“Oh.” She’d have paid good money to be a fly on the wall during that conversation. “So, I’m at a loss on what to say next. Dare I hope you found a way to get my visa renewed in two days?”
If by some miracle he had, she wouldn’t have to go back to Melbourne. She could stay here and work, burying herself in this job that had come to mean so much to her—
“Not exactly.”
Of course not. Warren wasn’t here to make all of her dreams come true, especially not the ones where she imagined him riding to her rescue like a modern-day knight in a shining Tom Ford suit.
Deflated, she fought to keep her face blank. Wouldn’t do to communicate an iota of her emotional state. That was how men got the ammunition they needed to hurt you. “Please elaborate.”
Warren leaned into his steepled hands, a move he made often, which she’d come to recognize as his game stance. It meant he was ready to get serious.
“I spoke to an immigration lawyer. He assures me the best option here is to immediately file for an extension and renewal. But, as you may be aware, that can take months and you would have to travel to the nearest consulate to get the renewal, which would be either Canada or Mexico, depending on your preference, but that means—”
“I would be out of status when I went.” The reality of the legal ramifications swamped her and her shoulders slumped. Ruthlessly, she straightened them. “They wouldn’t let me back in the country if the extension wasn’t in place yet.”
“You see the problem, then.” Warren nodded once. “The project would be on hold again and you’d be stuck in whichever country you traveled to. It might as well be Australia, at that point. The key is that you can’t be out of status when you go to the consulate.”
She felt like Warren was leading her somewhere, but she couldn’t for the life of her figure out where.
“Then I would have to go before Saturday, and the renewal paperwork isn’t even filed yet.” Thanks to her employer’s snafu, she would be in a lot of trouble if she stayed long enough to let her paperwork expire. “That would be a wasted trip.”
As he’d said, she might as well go back to Australia. Maybe she could sweet-talk the firm into assigning her a job in Queensland instead of Victoria.

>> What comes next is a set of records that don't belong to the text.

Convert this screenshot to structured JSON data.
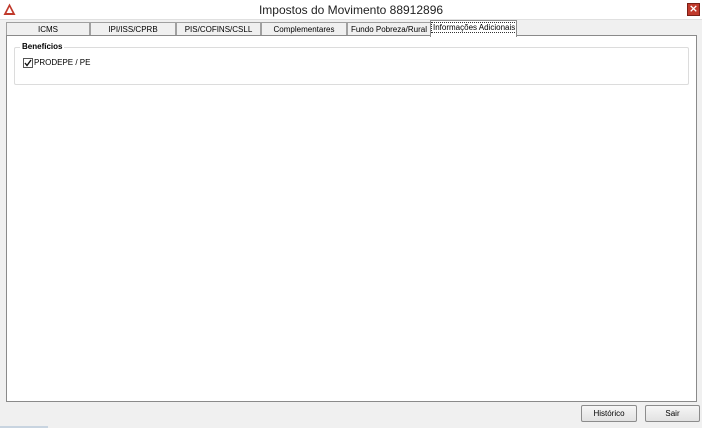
{
  "window": {
    "title": "Impostos do Movimento 88912896",
    "close_label": "×"
  },
  "tabs": [
    {
      "label": "ICMS",
      "active": false
    },
    {
      "label": "IPI/ISS/CPRB",
      "active": false
    },
    {
      "label": "PIS/COFINS/CSLL",
      "active": false
    },
    {
      "label": "Complementares",
      "active": false
    },
    {
      "label": "Fundo Pobreza/Rural",
      "active": false
    },
    {
      "label": "Informações Adicionais",
      "active": true
    }
  ],
  "group": {
    "title": "Benefícios",
    "items": [
      {
        "label": "PRODEPE / PE",
        "checked": true
      }
    ]
  },
  "footer": {
    "history_label": "Histórico",
    "exit_label": "Sair"
  },
  "colors": {
    "accent_red": "#c0392b",
    "panel_bg": "#ffffff",
    "window_bg": "#f0f0f0"
  }
}
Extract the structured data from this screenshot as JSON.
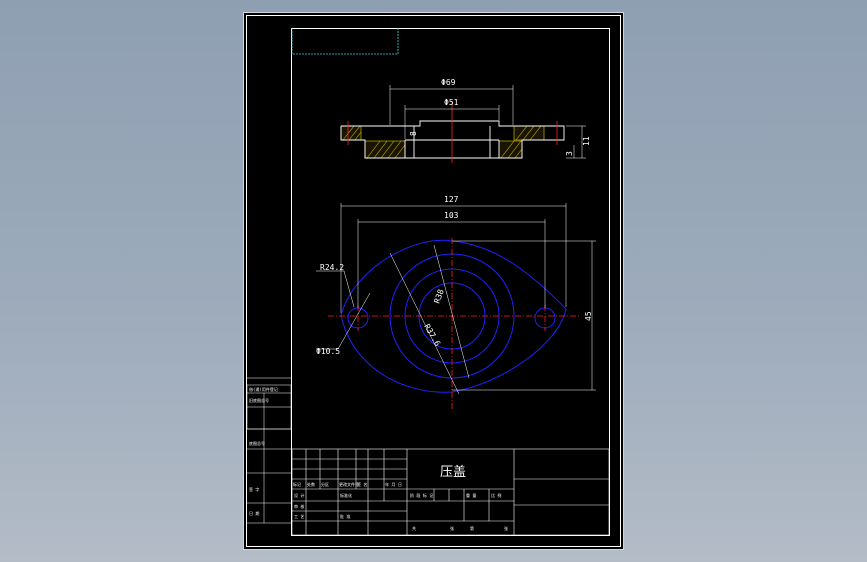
{
  "colors": {
    "background": "#000000",
    "outline": "#ffffff",
    "hatch": "#c8b400",
    "centerline": "#ff2020",
    "profile": "#2020ff",
    "frame_accent": "#40d0d0"
  },
  "drawing": {
    "part_title": "压盖",
    "section_view": {
      "dims": {
        "outer_diameter": "Φ69",
        "inner_diameter": "Φ51",
        "bore": "8",
        "height_total": "11",
        "height_flange": "3"
      }
    },
    "plan_view": {
      "dims": {
        "overall_length": "127",
        "hole_spacing": "103",
        "height": "45",
        "lobe_radius": "R24.2",
        "hole_diameter": "Φ10.5",
        "ring_radius_1": "R38",
        "ring_radius_2": "R37.6"
      }
    }
  },
  "title_block": {
    "left_column": [
      "借(通)用件登记",
      "旧底图总号",
      "底图总号",
      "签 字",
      "日 期"
    ],
    "row_labels": [
      "标记",
      "处数",
      "分区",
      "更改文件号",
      "签 名",
      "年 月 日"
    ],
    "sign_labels": [
      "设 计",
      "审 核",
      "工 艺",
      "标准化",
      "批 准"
    ],
    "stage_header": [
      "阶 段 标 记",
      "重 量",
      "比 例"
    ],
    "sheet_info": [
      "共",
      "张",
      "第",
      "张"
    ]
  }
}
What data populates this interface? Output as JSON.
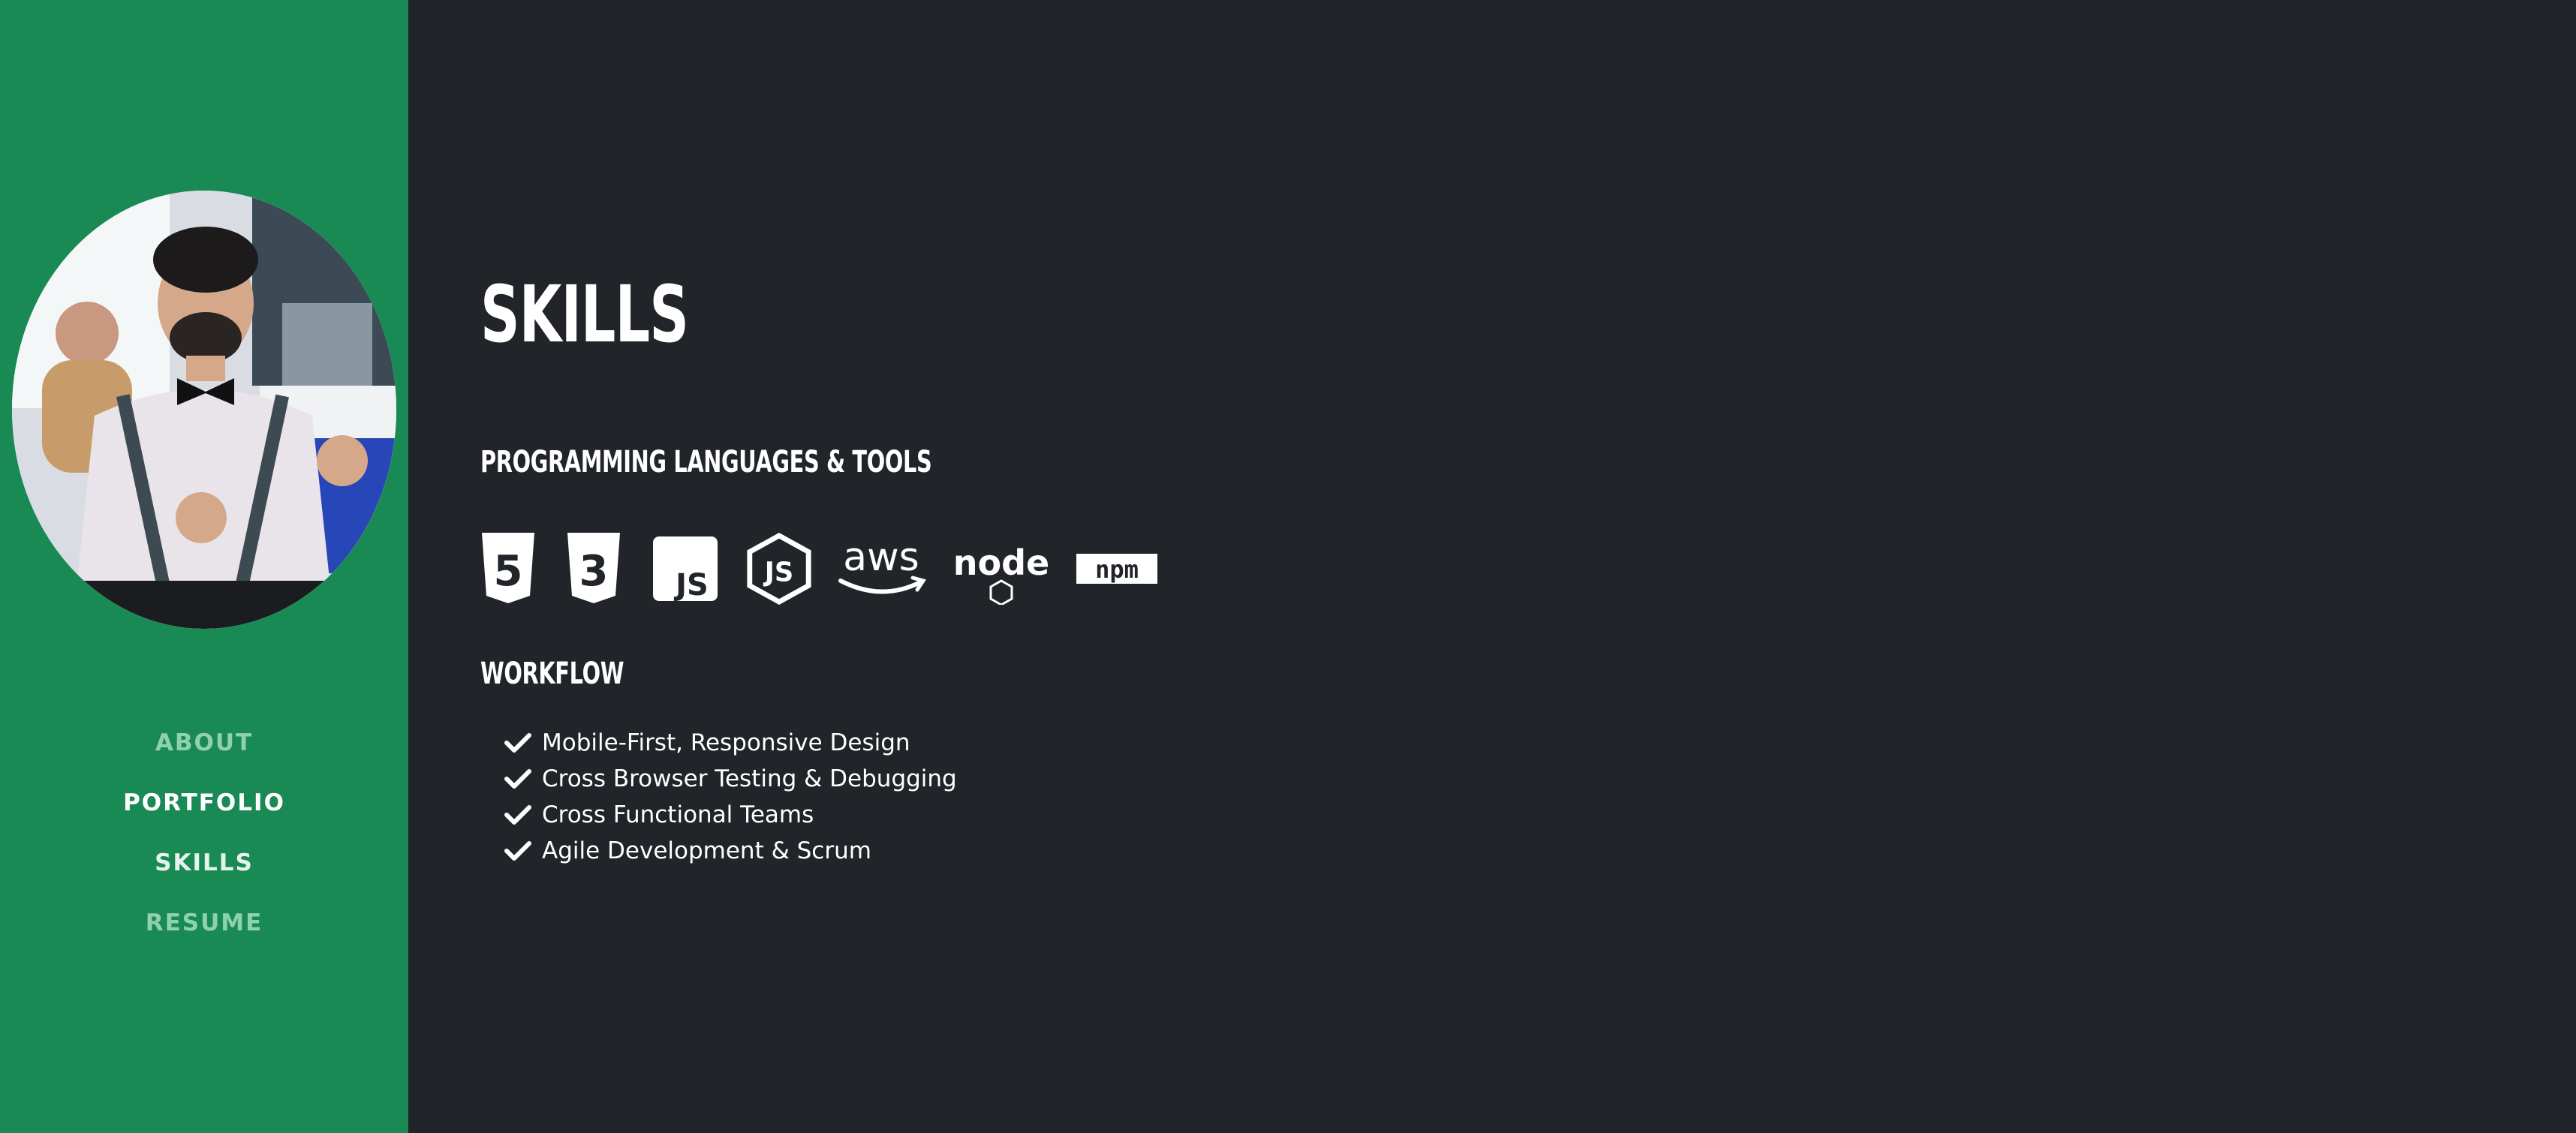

Brisbane might be far enough away to escape Bryan’s insidious reach. Of course, if he had friends on the police force there, her precautions wouldn’t matter. He’d set up surveillance on her phone and house, like he had last time, and she’d have no recourse because he was too slippery to get caught.
She shuddered. The problem was that she didn’t want to go back to Australia. She felt safe here. Valued. As if her contributions mattered for the first time since she’d escaped a relationship where she constantly was made to feel less than. This job had saved her and giving it up was unfathomable.
But what other choice did she have? Warren wasn’t presenting any alternatives that justified his hope-inducing opening comment that she wasn’t going anywhere.
“Yes. Completely wasted. If you were out of status.” His gaze locked onto hers. “The lawyer suggested the easiest way to ensure you’re not out of status at that indeterminate point is if you already had a green card.”
“Green cards are even harder to get than visa renewals,” she blurted out. The rules were inconsistently applied, pending which way the immigration office interpreted them. And Warren was talking about a green card, the Holy Grail for someone in her circumstances. “I would never be able to file for a green card so quickly.”
Warren held up a finger. “There’s one way. If you marry a US citizen. It would be easy enough for us to go to the courthouse Friday morning and get this taken care of. The marriage would be in name only, of course. Our professional relationship would continue as is.”
The sound in her ears increased to a dull roar as she processed his meaning. He was offering to marry her in the most unromantic proposal she could have imagined. They’d be lawfully wed with no hope of any sort of physical relationship. Warren would be her husband, yet never even try to touch her.
Something was definitely wrong with her, because it sounded so perfect she feared the tears pricking the backs of her eyelids might actually fall.
But she’d fallen prey to the illusion of perfection in the past. The only way to ensure there were no repeats was to spell out every possible contingency she could think of.
“We’d be married in name only. That means no intimacy,” she said briskly. “None. Forgive me if I find it hard to believe a man of your stature would accept such a thing.”